There's a lot we don't know about planets outside the Solar System.

They are small, dim, and distant, which means that we don't have a lot of detailed information about what they're made of. This is especially true for rocky exoplanets, like Earth, Venus, and Mars, of which we can't currently see the surfaces.

There is, however, one way we can peer into the guts of rocky worlds – and it suggests that some of the minerals they're made of are nothing like the minerals in the Solar System. So alien are these minerals, in fact, that scientists had to invent new terms to classify them.

The method for doing this is analyzing the atmospheres of white dwarf stars, which can become 'polluted' with minerals from planets and asteroids that have fallen into the stars. The study of these destroyed exoplanets is called necroplanetology.

"Polluted white dwarfs reveal greater planetary variety in our solar neighborhood than currently appreciated, with consequently unique planetary accretion and differentiation paths that have no direct counterparts in our Solar System," the researchers write in their paper.

"These require new rock classification schemes."

White dwarfs are what happens to a star like the Sun when it reaches the end of its main-sequence lifespan, causing its core to collapse into an ultra-dense object shining brightly with residual heat. Meanwhile, its outer skin expands across its solar system as a vast bubble of hot gases.

Astonishingly, exoplanets can survive this process – but their orbits can change, becoming unstable, resulting in tidal disruption (that's when the gravitational field of the star pulls the exoplanet apart) and accretion (when the debris from the shredded exoplanet falls onto the star).

When this occurs, the elements in the exoplanets are incorporated into the star, changing the light the star emits. Planetary scientists can then analyze this light, looking for elements that wouldn't normally be found in a white dwarf's atmosphere, to work out what the rocky bodies were made of. This is the science of necroplanetology.

Geologist Keith Putirka of California State University and astronomer Siyi Xu of the National Science Foundation's NOIRLab ran such analyses on 23 white dwarfs, all within 650 light-years of the Sun. For each of these stars, previous observations showed the presence of elements such as calcium, silicon, magnesium, and iron.

Because white dwarfs are so dense, heavier elements like these shouldn't be present in the atmosphere, but drawn into the star's interior, where they would not be detectable. Their presence suggests relatively recent accretion of rocky material.

Purtika and Xu analyzed the abundances of these elements in the white dwarf atmospheres to try and reconstruct the mineral composition of the rocky parent bodies. What they found was surprising.

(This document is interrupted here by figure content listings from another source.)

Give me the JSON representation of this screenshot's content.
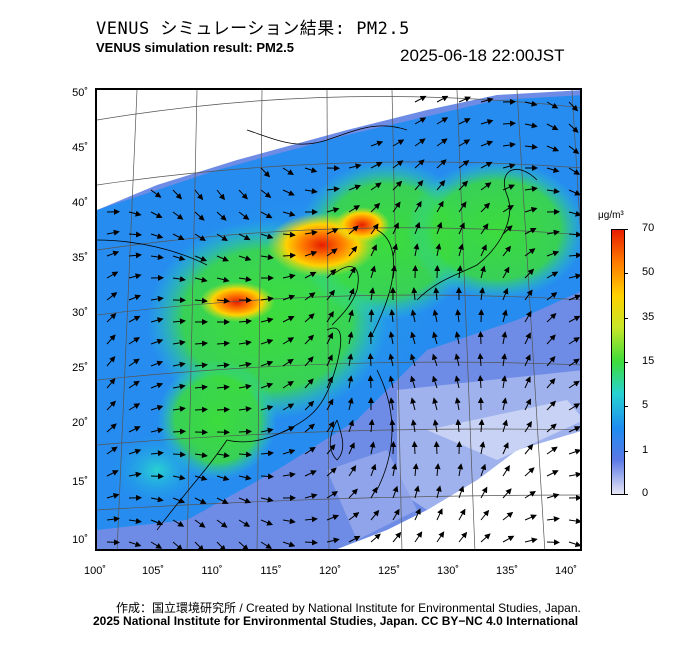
{
  "header": {
    "title_jp": "VENUS シミュレーション結果: PM2.5",
    "title_en": "VENUS simulation result: PM2.5",
    "timestamp": "2025-06-18 22:00JST"
  },
  "map": {
    "lat_ticks": [
      "50˚",
      "45˚",
      "40˚",
      "35˚",
      "30˚",
      "25˚",
      "20˚",
      "15˚",
      "10˚"
    ],
    "lon_ticks": [
      "100˚",
      "105˚",
      "110˚",
      "115˚",
      "120˚",
      "125˚",
      "130˚",
      "135˚",
      "140˚"
    ],
    "features": [
      "pm25-concentration-field",
      "wind-vector-arrows",
      "coastlines",
      "graticule"
    ]
  },
  "colorbar": {
    "unit": "μg/m³",
    "labels": [
      "70",
      "50",
      "35",
      "15",
      "5",
      "1",
      "0"
    ],
    "colors": [
      "#e6e6f5",
      "#5a78e6",
      "#1e8cf0",
      "#28d2d2",
      "#3cdc3c",
      "#c8e628",
      "#ffd200",
      "#ff7800",
      "#e61e00"
    ]
  },
  "credits": {
    "line1": "作成：国立環境研究所 / Created by National Institute for Environmental Studies, Japan.",
    "line2": "2025 National Institute for Environmental Studies, Japan. CC BY−NC 4.0 International"
  }
}
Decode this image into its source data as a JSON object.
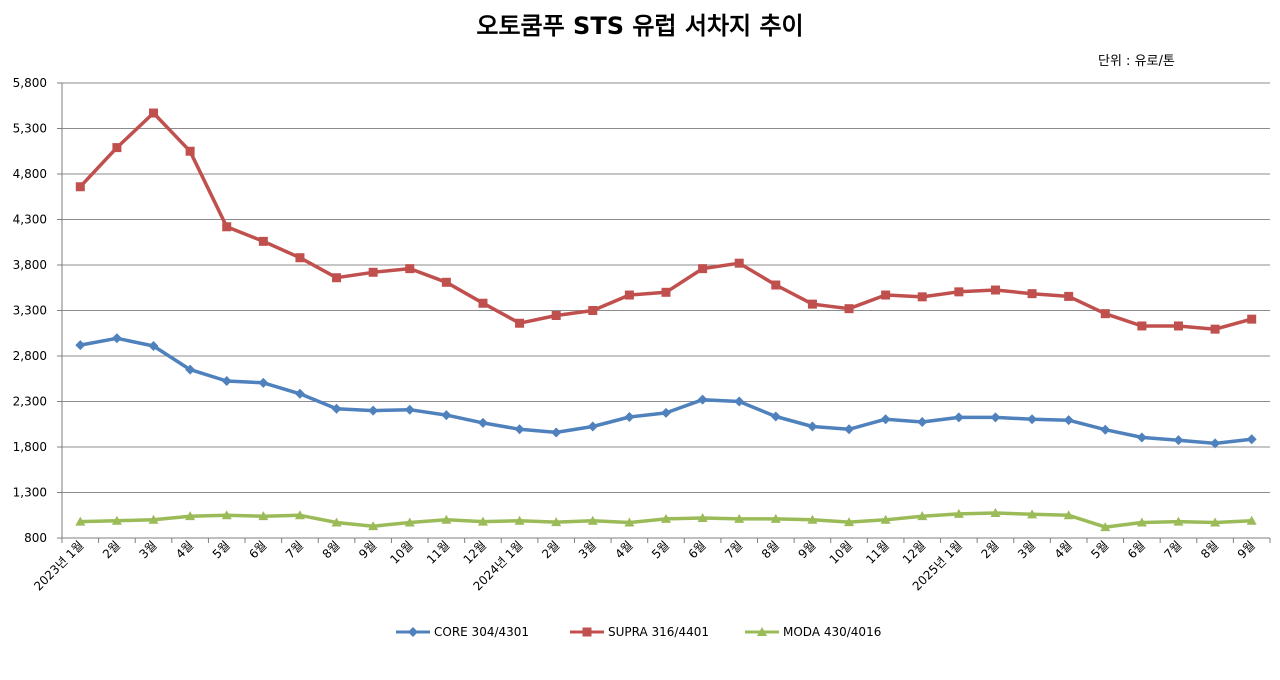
{
  "chart_data": {
    "type": "line",
    "title": "오토쿰푸 STS 유럽 서차지 추이",
    "unit_label": "단위 : 유로/톤",
    "ylim": [
      800,
      5800
    ],
    "yticks": [
      "5,800",
      "5,300",
      "4,800",
      "4,300",
      "3,800",
      "3,300",
      "2,800",
      "2,300",
      "1,800",
      "1,300",
      "800"
    ],
    "grid": true,
    "legend_position": "bottom",
    "categories": [
      "2023년 1월",
      "2월",
      "3월",
      "4월",
      "5월",
      "6월",
      "7월",
      "8월",
      "9월",
      "10월",
      "11월",
      "12월",
      "2024년 1월",
      "2월",
      "3월",
      "4월",
      "5월",
      "6월",
      "7월",
      "8월",
      "9월",
      "10월",
      "11월",
      "12월",
      "2025년 1월",
      "2월",
      "3월",
      "4월",
      "5월",
      "6월",
      "7월",
      "8월",
      "9월"
    ],
    "series": [
      {
        "name": "CORE 304/4301",
        "color": "#4F81BD",
        "marker": "diamond",
        "values": [
          2920,
          2995,
          2910,
          2650,
          2525,
          2505,
          2385,
          2220,
          2200,
          2210,
          2150,
          2065,
          1995,
          1960,
          2025,
          2130,
          2175,
          2320,
          2300,
          2135,
          2025,
          1995,
          2105,
          2075,
          2125,
          2125,
          2105,
          2095,
          1990,
          1905,
          1875,
          1840,
          1885
        ]
      },
      {
        "name": "SUPRA 316/4401",
        "color": "#C0504D",
        "marker": "square",
        "values": [
          4660,
          5090,
          5470,
          5050,
          4220,
          4060,
          3880,
          3660,
          3720,
          3760,
          3610,
          3380,
          3160,
          3245,
          3300,
          3470,
          3500,
          3760,
          3820,
          3580,
          3370,
          3320,
          3470,
          3450,
          3505,
          3525,
          3485,
          3455,
          3265,
          3130,
          3130,
          3095,
          3205
        ]
      },
      {
        "name": "MODA 430/4016",
        "color": "#9BBB59",
        "marker": "triangle",
        "values": [
          980,
          990,
          1000,
          1040,
          1050,
          1040,
          1050,
          970,
          930,
          970,
          1000,
          980,
          990,
          975,
          990,
          970,
          1010,
          1020,
          1010,
          1010,
          1000,
          975,
          1000,
          1040,
          1065,
          1075,
          1060,
          1050,
          920,
          970,
          980,
          970,
          990
        ]
      }
    ]
  }
}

"While some exoplanets that once orbited polluted white dwarfs appear similar to Earth, most have rock types that are exotic to our Solar System," says Xu. "They have no direct counterparts in the Solar System."

The researchers devised a number of new terms to classify these rocks and their exotic compositions, including quartz pyroxenites, quartz orthopyroxenites, periclase dunites, periclase wehrlites, and periclase clinopyroxenites.

These rocks might be able to tell us a lot about the sorts of exoplanets they came from, and their evolution, the researchers say. And this information could have implications for assessing exoplanet habitability, too.

"Some of the rock types that we see from the white dwarf data would dissolve more water than rocks on Earth and might impact how oceans are developed," Purtika says.

"Some rock types might melt at much lower temperatures and produce thicker crust than Earth rocks, and some rock types might be weaker, which might facilitate the development of plate tectonics."

In addition, learning more about rocky exoplanet compositions via necroplanetology could help us answer some existential questions about our own place in the Universe. For example, we might find that some regions of the galaxy are more likely to form Earth-like planets than other regions.

"Exoplanet studies also force us to face still unresolved questions of why Earth is so utterly different from its immediate planetary neighbors, and whether such contrasts are typical or inevitable," the researchers explain.

The research has been published in Nature Communications.